Il ritmo, all’inizio, potrebbe risultare lento ma è in perfetto accordo con le tinte cupissime della storia e sa come dosare la tensione. D’altronde, come dice la stessa Krysten: «è prima un thriller psicologico, poi una serie sui supereroi». La storia infatti inizia quando ormai Jessica Jones (Krysten Ritter) non è più l’eroina in costume che salva il mondo con i suoi poteri: si è ritirata, fa il detective privato e deve pagare l’affitto. C’è anche il piccolo problema della convivenza con un Disturbo Post-Traumatico da Stress causato da Kilgrave (David Tennant), che ha il potere di piegare le persone al suo volere con il solo suono della sua voce. E sta proprio qui il punto di forza della serie: nonostante si parli di donne dalla forza sovrumana e uomini con poteri telecinetici, il tono è volutamente realistico. Niente mantelli svolazzanti o lampi luminosi ma, in compenso, violenza psicologica e fisica, sangue quando serve, sesso quanto occorre. Forse da questo si vede, nell’attuale passaggio del mondo dei supereroi dalla nicchia dei fumetti al mainstream di cinema e tv, ciò che permette alla Marvel di stare sempre un passo avanti alla DC: capire quando un supereroe ha bisogno di costumi, basi segrete, battutine in favore di camera e tutto ciò che ti fa venire voglia di fare grigliate in giardino il 4 Luglio chiedendo a Dio di benedire gli Stati Uniti d’America. E poi capire quando, al contrario, c’è bisogno di un sottotesto più dark, più adulto e problematico che dia al personaggio raccontato tridimensionalità e realismo, anche a costo di costringere lo spettatore a non tifare acriticamente per lui.

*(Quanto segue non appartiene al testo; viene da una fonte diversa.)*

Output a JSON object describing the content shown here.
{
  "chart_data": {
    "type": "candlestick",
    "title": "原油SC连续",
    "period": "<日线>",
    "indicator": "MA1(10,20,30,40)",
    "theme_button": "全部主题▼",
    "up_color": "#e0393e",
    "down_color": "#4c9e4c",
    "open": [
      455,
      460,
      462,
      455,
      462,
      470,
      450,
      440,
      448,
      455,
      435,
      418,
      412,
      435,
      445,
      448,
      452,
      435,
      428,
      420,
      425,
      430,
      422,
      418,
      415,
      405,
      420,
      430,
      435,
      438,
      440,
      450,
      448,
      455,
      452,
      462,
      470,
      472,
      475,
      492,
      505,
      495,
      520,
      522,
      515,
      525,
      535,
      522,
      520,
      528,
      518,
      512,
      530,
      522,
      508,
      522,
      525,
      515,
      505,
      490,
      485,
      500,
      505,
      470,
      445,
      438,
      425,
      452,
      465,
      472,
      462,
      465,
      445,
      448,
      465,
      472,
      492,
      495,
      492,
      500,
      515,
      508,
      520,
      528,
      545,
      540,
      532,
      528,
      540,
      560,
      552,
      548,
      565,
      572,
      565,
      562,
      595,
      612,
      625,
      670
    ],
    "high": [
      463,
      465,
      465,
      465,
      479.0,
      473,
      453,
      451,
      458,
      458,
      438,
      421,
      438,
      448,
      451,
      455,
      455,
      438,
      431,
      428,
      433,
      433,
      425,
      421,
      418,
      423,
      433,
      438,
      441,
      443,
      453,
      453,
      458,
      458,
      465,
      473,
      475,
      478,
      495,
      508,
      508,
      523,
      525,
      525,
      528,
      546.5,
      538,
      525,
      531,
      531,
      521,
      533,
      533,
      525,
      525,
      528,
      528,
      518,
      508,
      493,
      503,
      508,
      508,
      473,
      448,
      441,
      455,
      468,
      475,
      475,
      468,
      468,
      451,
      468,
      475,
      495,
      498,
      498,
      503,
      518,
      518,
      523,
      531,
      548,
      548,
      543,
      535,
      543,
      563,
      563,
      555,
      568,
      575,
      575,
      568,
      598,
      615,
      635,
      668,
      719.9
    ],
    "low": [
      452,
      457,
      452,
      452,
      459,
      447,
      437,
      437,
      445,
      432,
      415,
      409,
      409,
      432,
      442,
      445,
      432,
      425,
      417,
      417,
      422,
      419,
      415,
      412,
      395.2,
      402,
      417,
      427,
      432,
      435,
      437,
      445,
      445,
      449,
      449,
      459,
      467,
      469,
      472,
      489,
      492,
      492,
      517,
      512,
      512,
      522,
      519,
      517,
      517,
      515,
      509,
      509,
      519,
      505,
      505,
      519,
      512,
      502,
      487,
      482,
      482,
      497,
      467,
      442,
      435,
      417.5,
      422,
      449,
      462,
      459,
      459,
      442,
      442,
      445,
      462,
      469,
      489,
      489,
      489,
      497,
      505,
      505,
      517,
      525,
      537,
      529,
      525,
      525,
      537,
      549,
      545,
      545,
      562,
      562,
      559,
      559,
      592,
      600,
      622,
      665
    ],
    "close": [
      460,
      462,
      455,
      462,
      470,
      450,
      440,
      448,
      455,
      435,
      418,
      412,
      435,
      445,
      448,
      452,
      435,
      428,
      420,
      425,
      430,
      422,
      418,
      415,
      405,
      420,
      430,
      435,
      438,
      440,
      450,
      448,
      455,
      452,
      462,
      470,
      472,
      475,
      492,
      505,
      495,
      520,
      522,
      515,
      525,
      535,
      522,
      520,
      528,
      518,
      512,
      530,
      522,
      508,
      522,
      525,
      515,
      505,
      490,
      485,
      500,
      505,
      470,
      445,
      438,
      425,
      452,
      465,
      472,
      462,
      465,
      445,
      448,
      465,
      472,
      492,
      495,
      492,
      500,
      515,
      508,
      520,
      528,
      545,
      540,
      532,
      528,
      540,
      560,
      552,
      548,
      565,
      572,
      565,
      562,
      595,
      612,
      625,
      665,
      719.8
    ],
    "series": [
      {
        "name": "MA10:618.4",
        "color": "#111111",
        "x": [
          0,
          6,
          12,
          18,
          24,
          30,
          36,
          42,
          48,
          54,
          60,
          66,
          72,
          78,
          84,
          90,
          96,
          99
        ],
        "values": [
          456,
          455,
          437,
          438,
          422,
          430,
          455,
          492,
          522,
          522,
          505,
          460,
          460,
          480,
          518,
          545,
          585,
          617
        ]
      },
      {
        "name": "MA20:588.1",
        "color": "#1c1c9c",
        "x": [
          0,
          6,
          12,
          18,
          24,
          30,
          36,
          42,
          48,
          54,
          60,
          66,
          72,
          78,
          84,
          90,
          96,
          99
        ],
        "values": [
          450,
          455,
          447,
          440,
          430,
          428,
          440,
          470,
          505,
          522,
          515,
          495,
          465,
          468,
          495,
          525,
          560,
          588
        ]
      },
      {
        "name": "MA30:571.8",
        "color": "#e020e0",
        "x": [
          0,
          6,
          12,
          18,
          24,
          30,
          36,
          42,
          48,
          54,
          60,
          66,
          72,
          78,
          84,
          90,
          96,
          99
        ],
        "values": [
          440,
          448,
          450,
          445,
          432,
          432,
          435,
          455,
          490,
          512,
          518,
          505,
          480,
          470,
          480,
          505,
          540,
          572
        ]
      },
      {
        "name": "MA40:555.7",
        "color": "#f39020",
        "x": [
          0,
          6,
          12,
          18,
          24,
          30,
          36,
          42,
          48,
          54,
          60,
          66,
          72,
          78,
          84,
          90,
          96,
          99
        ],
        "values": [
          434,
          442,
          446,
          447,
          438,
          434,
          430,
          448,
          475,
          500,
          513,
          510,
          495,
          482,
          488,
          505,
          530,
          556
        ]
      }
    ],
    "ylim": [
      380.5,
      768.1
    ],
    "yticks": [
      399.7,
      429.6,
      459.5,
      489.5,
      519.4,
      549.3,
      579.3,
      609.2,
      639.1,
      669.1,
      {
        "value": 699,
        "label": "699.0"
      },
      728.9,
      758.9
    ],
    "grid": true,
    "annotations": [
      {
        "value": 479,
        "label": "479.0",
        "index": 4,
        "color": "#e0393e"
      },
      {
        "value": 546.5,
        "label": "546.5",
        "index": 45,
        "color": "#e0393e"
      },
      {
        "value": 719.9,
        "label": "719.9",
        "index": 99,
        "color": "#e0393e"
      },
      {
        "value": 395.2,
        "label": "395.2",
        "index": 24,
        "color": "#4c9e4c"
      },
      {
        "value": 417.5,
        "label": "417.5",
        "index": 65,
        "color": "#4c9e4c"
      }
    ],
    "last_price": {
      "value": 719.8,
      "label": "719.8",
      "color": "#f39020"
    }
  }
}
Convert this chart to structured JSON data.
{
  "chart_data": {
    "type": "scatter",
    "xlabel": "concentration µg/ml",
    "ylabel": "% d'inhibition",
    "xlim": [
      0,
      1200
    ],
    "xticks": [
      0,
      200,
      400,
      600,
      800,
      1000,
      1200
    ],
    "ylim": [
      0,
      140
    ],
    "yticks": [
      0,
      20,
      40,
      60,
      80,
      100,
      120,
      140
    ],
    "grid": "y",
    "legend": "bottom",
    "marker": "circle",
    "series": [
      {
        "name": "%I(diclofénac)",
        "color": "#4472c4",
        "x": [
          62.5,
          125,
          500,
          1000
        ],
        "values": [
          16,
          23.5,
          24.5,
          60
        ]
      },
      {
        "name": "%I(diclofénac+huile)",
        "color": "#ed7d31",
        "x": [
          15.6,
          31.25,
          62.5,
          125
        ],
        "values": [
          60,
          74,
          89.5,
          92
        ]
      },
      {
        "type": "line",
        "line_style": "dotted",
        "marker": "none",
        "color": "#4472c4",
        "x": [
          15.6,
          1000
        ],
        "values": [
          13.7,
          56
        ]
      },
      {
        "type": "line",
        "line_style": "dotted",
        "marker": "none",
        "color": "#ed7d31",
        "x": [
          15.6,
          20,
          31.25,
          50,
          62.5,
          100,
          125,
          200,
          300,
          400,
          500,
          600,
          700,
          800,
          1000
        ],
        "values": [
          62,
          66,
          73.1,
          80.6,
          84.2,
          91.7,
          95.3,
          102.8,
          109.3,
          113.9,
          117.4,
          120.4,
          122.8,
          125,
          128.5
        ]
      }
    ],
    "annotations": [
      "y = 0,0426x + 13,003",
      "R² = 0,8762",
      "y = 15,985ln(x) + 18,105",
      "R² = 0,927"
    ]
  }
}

Jessica Jones è stata anche definita una serie femminista. Se “femminista” vuol dire che c’è una donna protagonista, che investiga e mena, riuscendo splendidamente a farlo anche senza una sexy tutina di latex, va bene, lo è. Ma, molto più realisticamente, Jessica Jones è una serie noir dove c’è una donna protagonista che investiga e mena, ma poi beve, è malinconica, sarcastica, non sa trattare con le persone e ha un passato che vuole dimenticare e con cui è costretta a fare i conti. È insomma un hard boiled a tutti gli effetti, pieno di periferie pericolose e investigatori privati con uno studio squallido e il nome scritto sulla porta. Per i fanatici delle etichette, si può dire che il femminismo sta nel fatto che se questo fosse “L.A. Confidential”, Kim Basinger non interpreterebbe Lynn Bracken ma Bud White. E avrebbe i jeans.